A CPU-runnable, pure-Python miniature of an LLM Gateway. It demonstrates routing, load balancing, rate limiting, retries with fallback, circuit breaking, request/response transformation, and Prometheus-style metrics without requiring GPUs or external gateway binaries.

Design

The demo is split into small, focused modules:

ModuleResponsibility
config.pyLoad gateway configuration from YAML
providers.pyMock OpenAIProvider, vLLMProvider, TritonProvider
router.pyResolve a model alias to candidate providers and pick one
load_balancer.pySelection algorithms: round-robin, weighted, least-latency, priority
rate_limiter.pyToken-bucket rate limiter keyed by tenant+model
retry_fallback.pyRetry policy, circuit breaker, fallback chain
auth_middleware.pyBearer token -> tenant validation
transform.pyOpenAI request/respose normalization
metrics.pyPrometheus-style counters and histograms
server.pyhttp.server gateway wiring everything together
demo.pyEntry script: spins up 3 mock providers and sends concurrent traffic

Routing strategies

  • round_robin: cycles through candidate providers per model
  • weighted: random selection weighted by provider weight
  • least_latency: picks the provider with the lowest moving-average latency
  • priority: picks the provider with the lowest priority value

Retry / fallback / circuit breaker

Each provider call is wrapped by RetryPolicy (exponential backoff). A per-provider CircuitBreaker trips after 3 consecutive failures, enters an open state, then half-opens after a cooldown. If the chosen provider fails, the FallbackChain tries the next candidate.

Install

bash
cd docs/04-llmops/llm-gateway/mini-demo
pip install -e ".[dev]"

Run the demo

bash
python -m llm_gateway_mini.demo

The demo writes a temporary YAML config with three mock providers (fast vLLM, slow Triton, flaky OpenAI), starts the gateway on a random local port, and fires 20 concurrent requests.

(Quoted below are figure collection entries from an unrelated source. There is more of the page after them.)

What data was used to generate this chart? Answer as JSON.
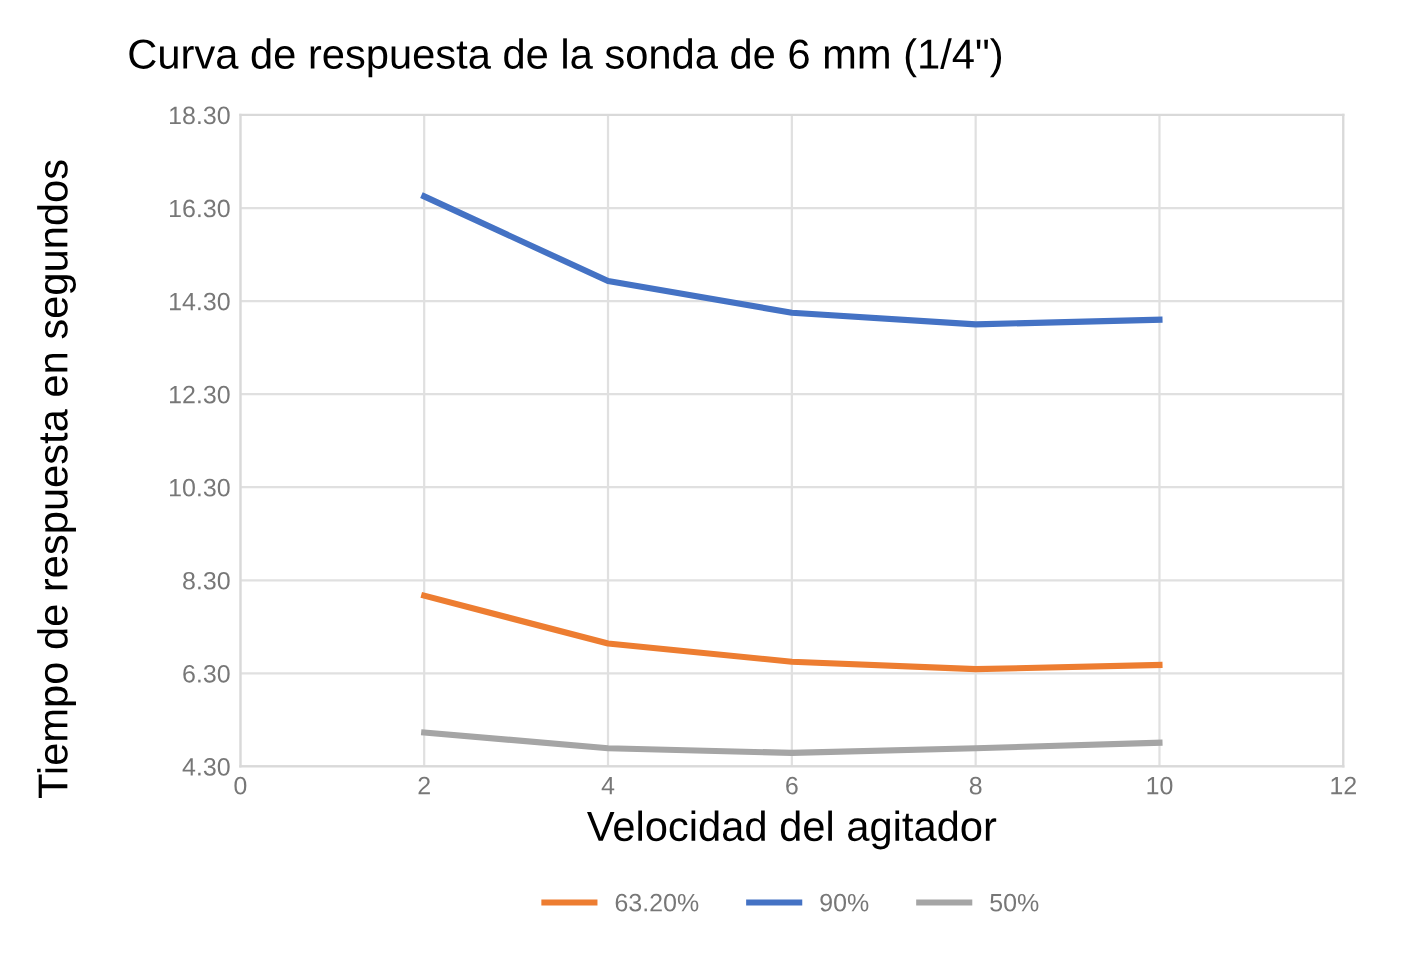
{
  "chart_data": {
    "type": "line",
    "title": "Curva de respuesta de la sonda de 6 mm (1/4\")",
    "xlabel": "Velocidad del agitador",
    "ylabel": "Tiempo de respuesta en segundos",
    "x": [
      2,
      4,
      6,
      8,
      10
    ],
    "series": [
      {
        "name": "63.20%",
        "color": "#ed7d31",
        "values": [
          7.97,
          6.94,
          6.55,
          6.39,
          6.48
        ]
      },
      {
        "name": "90%",
        "color": "#4472c4",
        "values": [
          16.55,
          14.73,
          14.05,
          13.8,
          13.9
        ]
      },
      {
        "name": "50%",
        "color": "#a5a5a5",
        "values": [
          5.03,
          4.69,
          4.59,
          4.69,
          4.81
        ]
      }
    ],
    "xlim": [
      0,
      12
    ],
    "xticks": [
      0,
      2,
      4,
      6,
      8,
      10,
      12
    ],
    "ylim": [
      4.3,
      18.3
    ],
    "yticks": [
      {
        "value": 4.3,
        "label": "4.30"
      },
      {
        "value": 6.3,
        "label": "6.30"
      },
      {
        "value": 8.3,
        "label": "8.30"
      },
      {
        "value": 10.3,
        "label": "10.30"
      },
      {
        "value": 12.3,
        "label": "12.30"
      },
      {
        "value": 14.3,
        "label": "14.30"
      },
      {
        "value": 16.3,
        "label": "16.30"
      },
      {
        "value": 18.3,
        "label": "18.30"
      }
    ],
    "grid": true,
    "legend": "bottom",
    "marker": "none",
    "line_style": "solid"
  }
}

It prints routing decisions, rate-limit hits, fallback behavior, and final Prometheus-style metrics.

Run the server directly

python
from llm_gateway_mini.config import load_config
from llm_gateway_mini.server import GatewayApp, make_server

config = load_config("config.yaml")
app = GatewayApp(config, router_strategy="weighted")
server = make_server(app, host="127.0.0.1", port=8080)
server.serve_forever()

Endpoints:

  • GET /health
  • GET /v1/models
  • POST /v1/chat/completions (OpenAI-compatible, requires Authorization: Bearer <key>)
  • GET /metrics

Sample request:

bash
curl http://127.0.0.1:8080/v1/chat/completions \
  -H "Authorization: Bearer sk-demo-123" \
  -H "Content-Type: application/json" \
  -d '{"model": "gpt-mini", "messages": [{"role": "user", "content": "hello"}]}'

Run tests

bash
pytest tests/

Mini demo vs. a real gateway

CapabilityMini demoReal gateway (e.g., LiteLLM, Kong, Envoy)
Upstream providersMock Python classesReal OpenAI / vLLM / Triton endpoints
Transporthttp.serverProduction HTTP server / proxy
AuthStatic API key mapOAuth, JWT, RBAC, audit logs
Rate limitingIn-memory token bucketRedis-backed, per-tenant quotas
RoutingSimple strategiesML-based load prediction, cost-aware routing
Retries / fallbackIn-process retry + circuit breakerDistributed retry, queueing, dead-letter
MetricsIn-memory countersPrometheus / Grafana, distributed tracing
StreamingNot implementedFull SSE streaming
DeploymentSingle processHorizontally scalable with config management

This project is intentionally small: it shows the concepts and control flow so readers can understand how a production gateway behaves before adopting a heavier system.

Released under CC-BY-SA-4.0 License.